Friday, April 4, 2008

Losing Things...Including My Mind!

There is nothing worse than losing your keys.  OK, maybe there is something worse than that, but humor me!   About a week ago, my key ring went missing.  Actually, it is only part of my key ring.  I usually have the key ring with my car keys on it, and a separate one with one of those "handy" detachable clips, so I can multitask.  The detachable ring had my keyless entry remote for my car, my house keys, my sister's house key, and our only mail key.  

After days of waiting for the key ring to suddenly appear, Kent and I started searching in earnest for the keys.  We turned our couches inside out to no avail;  it's amazing and disgusting what actually gets trapped inside the crevasses of our couches.   We searched the cars, the diaper bag, my purse, our pants pockets, and anything else we could think of.   Nothing!   I was getting more and more frustrated knowing the mail was piling up in our mailbox that we couldn't get to (not to mention our Netflix movie that was waiting to be watched!)   But we still held out hope that they keys would appear.

On the fifth day, that would be yesterday, I started calling around to find out how much it was going to cost to replace everything.  The post office said that our boxes were actually "builder" boxes, which means the HOA handles it.  The HOA said we had to call a contracted company.  The contracted company said it would cost $63, and we would have to wait a WEEK before they could come.  What?!?!    And this is just for the mail key.  Forget the keyless entry to my car, which I haven't even started trying to deal with yet.   Kent suggested we search again before spending the money to replace everything.  

One more fruitless search, and I finally decided to put our mail on hold at the post office and start the process of replacing the mail key.  I called the post office, and a very nice postal worker told me that she could give the number of an independent locksmith who could do it for $40 and would get it replaced within 24 hours.   So, after all of the searching, phone calls, and frustration, the independent locksmith came 2 hours after I called him this morning, replaced the lock, gave us 3 mail keys, and charged us $50 instead of the $40 suggested by the postal lady.   But, it is replaced!!!  

Now to replace house keys and the keyless entry remote.   


Omgirl said...

I can't beieve that was the outcome!
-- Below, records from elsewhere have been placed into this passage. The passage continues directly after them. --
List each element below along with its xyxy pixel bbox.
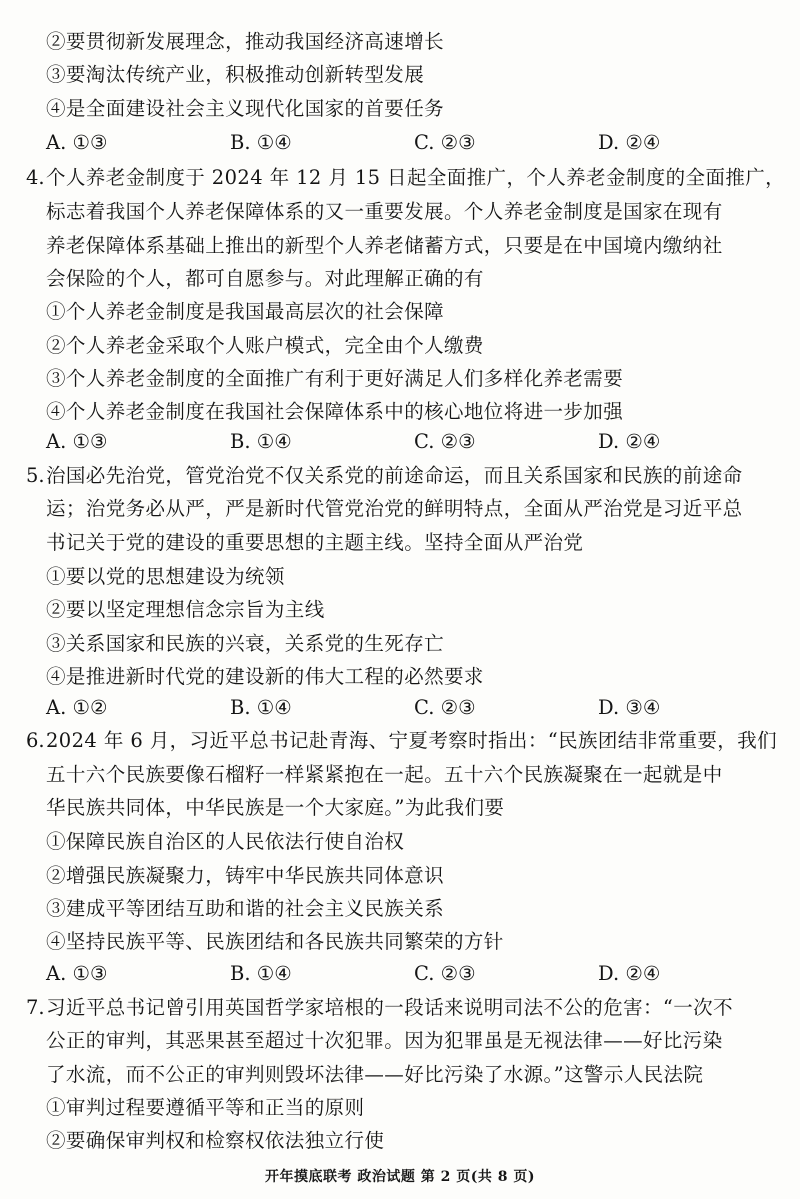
q4-answer-c: C. ②③ xyxy=(414,430,476,453)
q5-number: 5. xyxy=(26,464,45,487)
q7-option-2: ②要确保审判权和检察权依法独立行使 xyxy=(46,1129,385,1152)
q5-answer-c: C. ②③ xyxy=(414,696,476,719)
q3-option-4: ④是全面建设社会主义现代化国家的首要任务 xyxy=(46,97,445,120)
q3-answer-d: D. ②④ xyxy=(598,131,661,154)
q4-number: 4. xyxy=(26,166,45,189)
q7-option-1: ①审判过程要遵循平等和正当的原则 xyxy=(46,1096,365,1119)
q7-stem-line-3: 了水流，而不公正的审判则毁坏法律——好比污染了水源。”这警示人民法院 xyxy=(46,1063,704,1086)
q5-answer-b: B. ①④ xyxy=(230,696,292,719)
q5-option-2: ②要以坚定理想信念宗旨为主线 xyxy=(46,598,325,621)
q3-answer-c: C. ②③ xyxy=(414,131,476,154)
q6-answer-b: B. ①④ xyxy=(230,962,292,985)
q6-option-2: ②增强民族凝聚力，铸牢中华民族共同体意识 xyxy=(46,864,445,887)
q6-option-4: ④坚持民族平等、民族团结和各民族共同繁荣的方针 xyxy=(46,930,504,953)
page-footer: 开年摸底联考 政治试题 第 2 页(共 8 页) xyxy=(265,1169,535,1185)
q4-stem-line-3: 养老保障体系基础上推出的新型个人养老储蓄方式，只要是在中国境内缴纳社 xyxy=(46,234,723,257)
q4-stem-line-4: 会保险的个人，都可自愿参与。对此理解正确的有 xyxy=(46,267,484,290)
q5-option-3: ③关系国家和民族的兴衰，关系党的生死存亡 xyxy=(46,632,445,655)
q6-answer-c: C. ②③ xyxy=(414,962,476,985)
q5-stem-line-3: 书记关于党的建设的重要思想的主题主线。坚持全面从严治党 xyxy=(46,531,584,554)
q3-option-3: ③要淘汰传统产业，积极推动创新转型发展 xyxy=(46,63,425,86)
q4-stem-line-2: 标志着我国个人养老保障体系的又一重要发展。个人养老金制度是国家在现有 xyxy=(46,200,723,223)
q4-option-1: ①个人养老金制度是我国最高层次的社会保障 xyxy=(46,300,445,323)
q4-answer-d: D. ②④ xyxy=(598,430,661,453)
q5-answer-a: A. ①② xyxy=(46,696,108,719)
q6-stem-line-2: 五十六个民族要像石榴籽一样紧紧抱在一起。五十六个民族凝聚在一起就是中 xyxy=(46,763,723,786)
q5-option-1: ①要以党的思想建设为统领 xyxy=(46,565,285,588)
q4-option-2: ②个人养老金采取个人账户模式，完全由个人缴费 xyxy=(46,334,484,357)
q5-stem-line-1: 治国必先治党，管党治党不仅关系党的前途命运，而且关系国家和民族的前途命 xyxy=(46,464,743,487)
q7-stem-line-1: 习近平总书记曾引用英国哲学家培根的一段话来说明司法不公的危害：“一次不 xyxy=(46,996,733,1019)
q5-stem-line-2: 运；治党务必从严，严是新时代管党治党的鲜明特点，全面从严治党是习近平总 xyxy=(46,497,743,520)
q6-stem-line-1: 2024 年 6 月，习近平总书记赴青海、宁夏考察时指出：“民族团结非常重要，我们 xyxy=(46,729,777,752)
q3-option-2: ②要贯彻新发展理念，推动我国经济高速增长 xyxy=(46,30,445,53)
q4-option-3: ③个人养老金制度的全面推广有利于更好满足人们多样化养老需要 xyxy=(46,367,624,390)
q5-option-4: ④是推进新时代党的建设新的伟大工程的必然要求 xyxy=(46,665,484,688)
q6-answer-a: A. ①③ xyxy=(46,962,108,985)
q4-option-4: ④个人养老金制度在我国社会保障体系中的核心地位将进一步加强 xyxy=(46,400,624,423)
q6-answer-d: D. ②④ xyxy=(598,962,661,985)
q7-number: 7. xyxy=(26,996,45,1019)
q6-stem-line-3: 华民族共同体，中华民族是一个大家庭。”为此我们要 xyxy=(46,796,505,819)
q7-stem-line-2: 公正的审判，其恶果甚至超过十次犯罪。因为犯罪虽是无视法律——好比污染 xyxy=(46,1029,723,1052)
q4-answer-b: B. ①④ xyxy=(230,430,292,453)
q5-answer-d: D. ③④ xyxy=(598,696,661,719)
q3-answer-b: B. ①④ xyxy=(230,131,292,154)
q6-option-1: ①保障民族自治区的人民依法行使自治权 xyxy=(46,830,405,853)
q3-answer-a: A. ①③ xyxy=(46,131,108,154)
q6-number: 6. xyxy=(26,729,45,752)
q4-answer-a: A. ①③ xyxy=(46,430,108,453)
q4-stem-line-1: 个人养老金制度于 2024 年 12 月 15 日起全面推广，个人养老金制度的全面推广， xyxy=(46,166,786,189)
q6-option-3: ③建成平等团结互助和谐的社会主义民族关系 xyxy=(46,897,445,920)
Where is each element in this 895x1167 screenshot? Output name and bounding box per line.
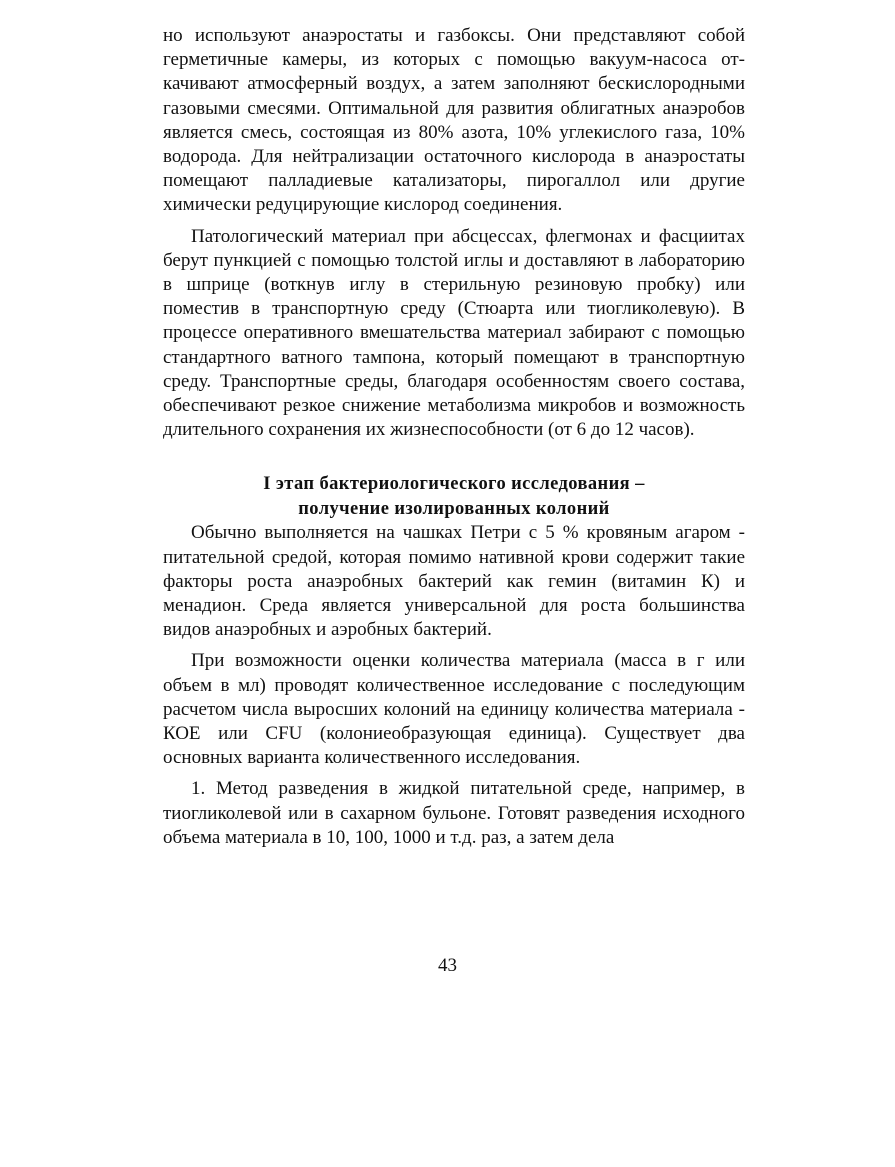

I was still waiting for the miraculous finish where they turned up in the dishwasher or something.

Kimberlina said...

There could very well be a miraculous finish yet, but for now I'm just trying to get to my mail and be able to get into my house :)

Audrey said...

Ryanna hid Derek's keys one time. It had one of our two car keys on it which made me incredibly paranoid because car keys nowadays all have chips in them and so Wal-Mart can't copy your existing key. You have to go to a dealership where they charge you at least $90 for the key and that's if you have the master of the two keys they give you with you car. We eventually found them in a compartment in his backpack that neither of us had ever discovered before. Boy did we feel dumb because she had told us several times that's where she had put them and we kept telling her she hadn't and she needed to remember where they really were.

Kimberlina said...

I asked Maija if she knew where the keys were, and she kept insisting they were "in the car." So I tried to narrow down which car, and she brought me to the was her red toy car outside. So I asked her to show me where the keys were, and she said, "Silly, Mommy. The keys are here," as she pointed out the toy key in the toy ignition of her toy car. Yes, silly me!